Environment rangers

­In the early light that filters through the cold morning air from a huge yellow-white sun still hanging low over the horizon to the east, the tiny chapel of Tal-Kunċizzjoni, sitting atop the cliffs at L-Irdum tal-Madonna, looks like it could be on a hill outside a little Mexican border-town, rather than the cliffs of a small Mediterranean island.

The rocky landscape around the chapel is decidedly desert-like, with succulent spiky leaves of agave and aloe plants protruding from between the stones and cactus-like prickly pears dotted around. Small trees, bent and gnarled, cling to the ground to keep from being blown away in the strong winds that blow in from the sea.

The warm sunbeams highlight the cross on top of the chapel and turn the sand-coloured stone gold for a moment. It wouldn’t be surprising to see a tall man ride into this scene on the back of a pale horse.

A gull cries as it flies overhead and several sparrows chatter and chase each other across the car park and into acacia trees.

Then, around the corner of the chapel, stepping out of the long shadows and into the bright sunlight, which glints off the badges they wear on their chests, comes a group of schoolchildren, aged between 10 and 11, to look at them, armed with gloves and black bin-liners, attentively scouring the ground and stopping to pick up bits of litter, occasionally racing against one another to get to the next bit first.

These kids are here to help clean up L-Aħrax. Their badges mark them as Rangers. They are not alone. They are here with their teachers from Mellieħa Primary and Mosta Primary B and they have joined representatives of Birdlife Malta and Bank of Valletta for an activity which is part of the environmental education programme, Dinja Waħda. This activity was carried out with the support of the European Commisssion Representation in Malta.

But why clear up litter? And why here? In the words of one of the young Rangers: “We are stopping rats from coming here and eating the birds and their eggs.”

The birds are the two species of shearwater, the Yelkouan and Scopoli’s (Cory’s) Shearwaters, which nest in colonies on the side of the cliffs below us. Malta is an important breeding place for both species. The Maltese Islands are home to 10 per cent of the global Yelkouan Shearwater population and five per cent of the global population of Scopoli’s Shearwater.

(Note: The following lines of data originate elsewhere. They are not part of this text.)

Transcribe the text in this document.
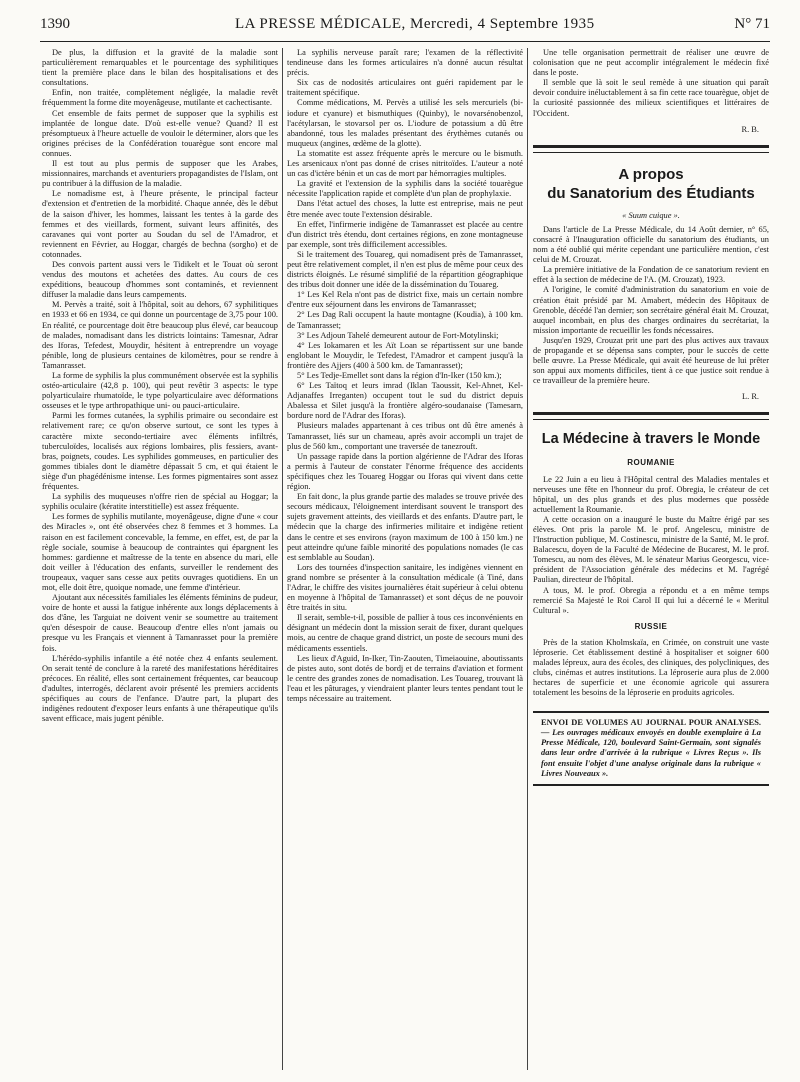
1390	LA PRESSE MÉDICALE, Mercredi, 4 Septembre 1935	N° 71

De plus, la diffusion et la gravité de la maladie sont particulièrement remarquables et le pourcentage des syphilitiques tient la première place dans le bilan des hospitalisations et des consultations.

Enfin, non traitée, complètement négligée, la maladie revêt fréquemment la forme dite moyenâgeuse, mutilante et cachectisante.

Cet ensemble de faits permet de supposer que la syphilis est implantée de longue date. D'où est-elle venue? Quand? Il est présomptueux à l'heure actuelle de vouloir le déterminer, alors que les origines précises de la Confédération touarègue sont encore mal connues.

Il est tout au plus permis de supposer que les Arabes, missionnaires, marchands et aventuriers propagandistes de l'Islam, ont pu contribuer à la diffusion de la maladie.

Le nomadisme est, à l'heure présente, le principal facteur d'extension et d'entretien de la morbidité. Chaque année, dès le début de la saison d'hiver, les hommes, laissant les tentes à la garde des femmes et des vieillards, forment, suivant leurs affinités, des caravanes qui vont porter au Soudan du sel de l'Amadror, et reviennent en Février, au Hoggar, chargés de bechna (sorgho) et de cotonnades.

Des convois partent aussi vers le Tidikelt et le Touat où seront vendus des moutons et achetées des dattes. Au cours de ces expéditions, beaucoup d'hommes sont contaminés, et reviennent diffuser la maladie dans leurs campements.

M. Pervès a traité, soit à l'hôpital, soit au dehors, 67 syphilitiques en 1933 et 66 en 1934, ce qui donne un pourcentage de 3,75 pour 100. En réalité, ce pourcentage doit être beaucoup plus élevé, car beaucoup de malades, nomadisant dans les districts lointains: Tamesnar, Adrar des Iforas, Tefedest, Mouydir, hésitent à entreprendre un voyage pénible, long de plusieurs centaines de kilomètres, pour se rendre à Tamanrasset.

La forme de syphilis la plus communément observée est la syphilis ostéo-articulaire (42,8 p. 100), qui peut revêtir 3 aspects: le type polyarticulaire rhumatoïde, le type polyarticulaire avec déformations osseuses et le type arthropathique uni- ou pauci-articulaire.

Parmi les formes cutanées, la syphilis primaire ou secondaire est relativement rare; ce qu'on observe surtout, ce sont les types à caractère mixte secondo-tertiaire avec éléments infiltrés, tuberculoïdes, localisés aux régions lombaires, plis fessiers, avant-bras, poignets, coudes. Les syphilides gommeuses, en particulier des gommes tibiales dont le diamètre dépassait 5 cm, et qui étaient le siège d'un phagédénisme intense. Les formes pigmentaires sont assez fréquentes.

La syphilis des muqueuses n'offre rien de spécial au Hoggar; la syphilis oculaire (kératite interstitielle) est assez fréquente.

Les formes de syphilis mutilante, moyenâgeuse, digne d'une « cour des Miracles », ont été observées chez 8 femmes et 3 hommes. La raison en est facilement concevable, la femme, en effet, est, de par la règle sociale, soumise à beaucoup de contraintes qui épargnent les hommes: gardienne et maîtresse de la tente en absence du mari, elle doit veiller à l'éducation des enfants, surveiller le rendement des troupeaux, vaquer sans cesse aux petits ouvrages quotidiens. En un mot, elle doit être, quoique nomade, une femme d'intérieur.

Ajoutant aux nécessités familiales les éléments féminins de pudeur, voire de honte et aussi la fatigue inhérente aux longs déplacements à dos d'âne, les Targuiat ne doivent venir se soumettre au traitement qu'en désespoir de cause. Beaucoup d'entre elles n'ont jamais ou presque vu les Français et viennent à Tamanrasset pour la première fois.

L'hérédo-syphilis infantile a été notée chez 4 enfants seulement. On serait tenté de conclure à la rareté des manifestations héréditaires précoces. En réalité, elles sont certainement fréquentes, car beaucoup d'adultes, interrogés, déclarent avoir présenté les premiers accidents spécifiques au cours de l'enfance. D'autre part, la plupart des indigènes redoutent d'exposer leurs enfants à une thérapeutique qu'ils savent efficace, mais jugent pénible.

La syphilis nerveuse paraît rare; l'examen de la réflectivité tendineuse dans les formes articulaires n'a donné aucun résultat précis.

Six cas de nodosités articulaires ont guéri rapidement par le traitement spécifique.

Comme médications, M. Pervès a utilisé les sels mercuriels (bi-iodure et cyanure) et bismuthiques (Quinby), le novarsénobenzol, l'acétylarsan, le stovarsol per os. L'iodure de potassium a dû être abandonné, tous les malades présentant des érythèmes cutanés ou muqueux (angines, œdème de la glotte).

La stomatite est assez fréquente après le mercure ou le bismuth. Les arsenicaux n'ont pas donné de crises nitritoïdes. L'auteur a noté un cas d'ictère bénin et un cas de mort par hémorragies multiples.

La gravité et l'extension de la syphilis dans la société touarègue nécessite l'application rapide et complète d'un plan de prophylaxie.

Dans l'état actuel des choses, la lutte est entreprise, mais ne peut être menée avec toute l'extension désirable.

En effet, l'infirmerie indigène de Tamanrasset est placée au centre d'un district très étendu, dont certaines régions, en zone montagneuse par exemple, sont très difficilement accessibles.

Si le traitement des Touareg, qui nomadisent près de Tamanrasset, peut être relativement complet, il n'en est plus de même pour ceux des districts éloignés. Le résumé simplifié de la répartition géographique des tribus doit donner une idée de la dissémination du Touareg.

1° Les Kel Rela n'ont pas de district fixe, mais un certain nombre d'entre eux séjournent dans les environs de Tamanrasset;

2° Les Dag Rali occupent la haute montagne (Koudia), à 100 km. de Tamanrasset;

3° Les Adjoun Tahelé demeurent autour de Fort-Motylinski;

4° Les Iokamaren et les Aït Loan se répartissent sur une bande englobant le Mouydir, le Tefedest, l'Amadror et campent jusqu'à la frontière des Ajjers (400 à 500 km. de Tamanrasset);

5° Les Tedje-Emellet sont dans la région d'In-Iker (150 km.);

6° Les Taïtoq et leurs imrad (Iklan Taoussit, Kel-Ahnet, Kel-Adjanaffes Irreganten) occupent tout le sud du district depuis Abalessa et Silet jusqu'à la frontière algéro-soudanaise (Tamesarn, bordure nord de l'Adrar des Iforas).

Plusieurs malades appartenant à ces tribus ont dû être amenés à Tamanrasset, liés sur un chameau, après avoir accompli un trajet de plus de 560 km., comportant une traversée de tanezrouft.

Un passage rapide dans la portion algérienne de l'Adrar des Iforas a permis à l'auteur de constater l'énorme fréquence des accidents spécifiques chez les Touareg Hoggar ou Iforas qui vivent dans cette région.

En fait donc, la plus grande partie des malades se trouve privée des secours médicaux, l'éloignement interdisant souvent le transport des sujets gravement atteints, des vieillards et des enfants. D'autre part, le médecin que la charge des infirmeries militaire et indigène retient dans le centre et ses environs (rayon maximum de 100 à 150 km.) ne peut atteindre qu'une faible minorité des populations nomades (le cas est semblable au Soudan).

Lors des tournées d'inspection sanitaire, les indigènes viennent en grand nombre se présenter à la consultation médicale (à Tiné, dans l'Adrar, le chiffre des visites journalières était supérieur à celui obtenu en moyenne à l'hôpital de Tamanrasset) et sont déçus de ne pouvoir être traités in situ.

Il serait, semble-t-il, possible de pallier à tous ces inconvénients en désignant un médecin dont la mission serait de fixer, durant quelques mois, au centre de chaque grand district, un poste de secours muni des médicaments essentiels.

Les lieux d'Aguid, In-Iker, Tin-Zaouten, Timeiaouine, aboutissants de pistes auto, sont dotés de bordj et de terrains d'aviation et forment le centre des grandes zones de nomadisation. Les Touareg, trouvant là l'eau et les pâturages, y viendraient planter leurs tentes pendant tout le temps nécessaire au traitement.

Une telle organisation permettrait de réaliser une œuvre de colonisation que ne peut accomplir intégralement le médecin fixé dans le poste.

Il semble que là soit le seul remède à une situation qui paraît devoir conduire inéluctablement à sa fin cette race touarègue, objet de la curiosité passionnée des milieux scientifiques et littéraires de l'Occident.

R. B.

A propos
du Sanatorium des Étudiants

« Suum cuique ».

Dans l'article de La Presse Médicale, du 14 Août dernier, n° 65, consacré à l'Inauguration officielle du sanatorium des étudiants, un nom a été oublié qui mérite cependant une particulière mention, c'est celui de M. Crouzat.

La première initiative de la Fondation de ce sanatorium revient en effet à la section de médecine de l'A. (M. Crouzat), 1923.

A l'origine, le comité d'administration du sanatorium en voie de création était présidé par M. Amabert, médecin des Hôpitaux de Grenoble, décédé l'an dernier; son secrétaire général était M. Crouzat, auquel incombait, en plus des charges ordinaires du secrétariat, la mission importante de recueillir les fonds nécessaires.

Jusqu'en 1929, Crouzat prit une part des plus actives aux travaux de propagande et se dépensa sans compter, pour le succès de cette belle œuvre. La Presse Médicale, qui avait été heureuse de lui prêter son appui aux moments difficiles, tient à ce que justice soit rendue à ce travailleur de la première heure.

L. R.

La Médecine à travers le Monde
ROUMANIE

Le 22 Juin a eu lieu à l'Hôpital central des Maladies mentales et nerveuses une fête en l'honneur du prof. Obregia, le créateur de cet hôpital, un des plus grands et des plus modernes que possède actuellement la Roumanie.

A cette occasion on a inauguré le buste du Maître érigé par ses élèves. Ont pris la parole M. le prof. Angelescu, ministre de l'Instruction publique, M. Costinescu, ministre de la Santé, M. le prof. Balacescu, doyen de la Faculté de Médecine de Bucarest, M. le prof. Tomescu, au nom des élèves, M. le sénateur Marius Georgescu, vice-président de l'Association générale des médecins et M. l'agrégé Paulian, directeur de l'hôpital.

A tous, M. le prof. Obregia a répondu et a en même temps remercié Sa Majesté le Roi Carol II qui lui a décerné le « Meritul Cultural ».

RUSSIE

Près de la station Kholmskaïa, en Crimée, on construit une vaste léproserie. Cet établissement destiné à hospitaliser et soigner 600 malades lépreux, aura des écoles, des cliniques, des polycliniques, des clubs, cinémas et autres institutions. La léproserie aura plus de 2.000 hectares de superficie et une économie agricole qui assurera totalement les besoins de la léproserie en produits agricoles.

ENVOI DE VOLUMES AU JOURNAL POUR ANALYSES. — Les ouvrages médicaux envoyés en double exemplaire à La Presse Médicale, 120, boulevard Saint-Germain, sont signalés dans leur ordre d'arrivée à la rubrique « Livres Reçus ». Ils font ensuite l'objet d'une analyse originale dans la rubrique « Livres Nouveaux ».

Approximately 500 pairs of Yelkouans breed at the L-Irdum tal-Madonna colony every year.

It isn’t only seabirds that enjoy the wild natural environment of the sea-cliffs. L-Aħrax is a popular spot for campers and picnickers, especially in summer, and unfortunately lots of people leave a mess of uneaten food, packaging and other rubbish behind them. This attracts rats.

It might look impossibly dangerous for a person to climb down from the top of the cliffs, but the rats manage it. They find the nests of the shearwaters and eat the eggs, or even the young chicks themselves. The Dinja Waħda Rangers have come to clean up the rubbish and keep the rats at bay.

But it’s not all about seabirds and rats. As they walk around the site, guided by Warden Fiona Burrows, the children learn about the different plants and habitats: wild thyme growing on the rocky garigue – not in flower now, but covered with bright purple blossoms which attract bees and butterflies in the spring. They hear about the Ocellated Skink and much more common Maltese wall lizard. Then the children start looking for these creatures in the low rubble walls.

L-Irdum tal-Madonna is one of Malta’s richest Natura 2000 protected sites. There are more than 26,000 Natura 2000 sites in Europe, covering 18 per cent of the continent and surrounding seas. Malta has 35 Natura 2000 sites (34 on land and one at sea), which cover 13.25 per cent of Maltese territory.

The cliffs are home to rocky garigue and sand dune habitats, numerous native plants and animals, and some notable endemic species, such as the Pyramidal Orchid, found only in the Maltese Islands. Thanks to the incredible biodiversity supported by the different habitats the site is protected as a Special Area of Conservation, as well as being a Special Protective Area for its important breeding colonies of shearwaters.

The desert agaves, the acacias and eucalyptus, which have been planted here over the years, are actually invasive species that don’t belong here at all and pose another threat to the indigenous plants and habitats.

Back at school the pupils will be sharing their experience and what they have learned by giving a presentation on conservation in Natura 2000 sites.

Thanks to their school’s participation in this activity these children are helping to increase public awareness of Maltese nature and the threats of human activities. They provide a shining example to the rest of us about how we should care for our natural environment. Even doing something as simple as taking your rubbish away with you and disposing of it correctly can make a valuable contribution to conservation.

Dinja Waħda is Birdlife Malta’s and Bank of Valletta’s environmental education programme for primary schools, carried out in collaboration with the Directorate for Quality Standards in Education.